But the questions remain the same. We ask the same questions that ancient Greek philosophers did, we identify with personalities and ways of thinking of people that are now reduced to dust.
Because it doesn’t matter how high a building we can build, we will always be microscopic dots in this huge scenery.
A week ago, while shooting a piece for the newspaper I work at, about illegal fishermen, I was talking with two men, standing on my feet. I was trying to conquer their trust, when I saw a skinny gentleman, with white, long hair, grabbed in a ponytail, looking at me.
I walked towards him.
– Are you also a fisherman?
– No, I’m not. What is your Zodiac sign?
I found it fascinating how, in that setting, someone answering me for the first time came up with that exact question.
– It’s Pisces.
– I know. Mine too. You, child, have all the kindness in your eyes. Pisces are all like that, and beware because I know a lot about the stars.

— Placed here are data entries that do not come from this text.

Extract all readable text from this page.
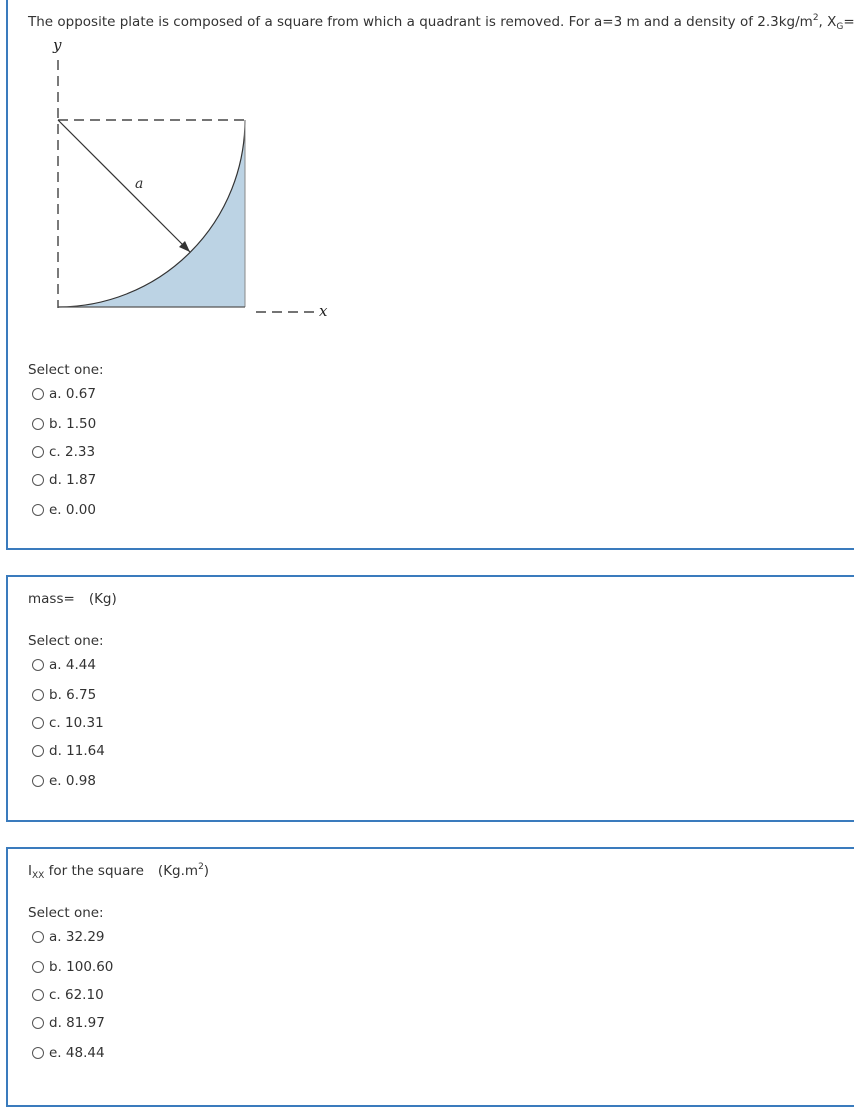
The opposite plate is composed of a square from which a quadrant is removed. For a=3 m and a density of $2.3kg/m^2$, $X_G=$
y
x
a
Select one:
a. 0.67
b. 1.50
c. 2.33
d. 1.87
e. 0.00
mass= (Kg)
Select one:
a. 4.44
b. 6.75
c. 10.31
d. 11.64
e. 0.98
$I_{XX}$ for the square $(Kg.m^2)$
Select one:
a. 32.29
b. 100.60
c. 62.10
d. 81.97
e. 48.44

As I heard this, I sat next to him and asked:
– And what do they tell you about this crazy world?
– Do you think the world is crazy? Do you feel lost?
– A bit. But less, as time goes by. I have met many different people that give me hope.
As we stared at the river, full of people moving to make a living, he sighed and answered:
– Yeah, and you know why? Everything is changing, child. It’s a new era, time to wake up. You know what the ancients said? Times of Light are coming.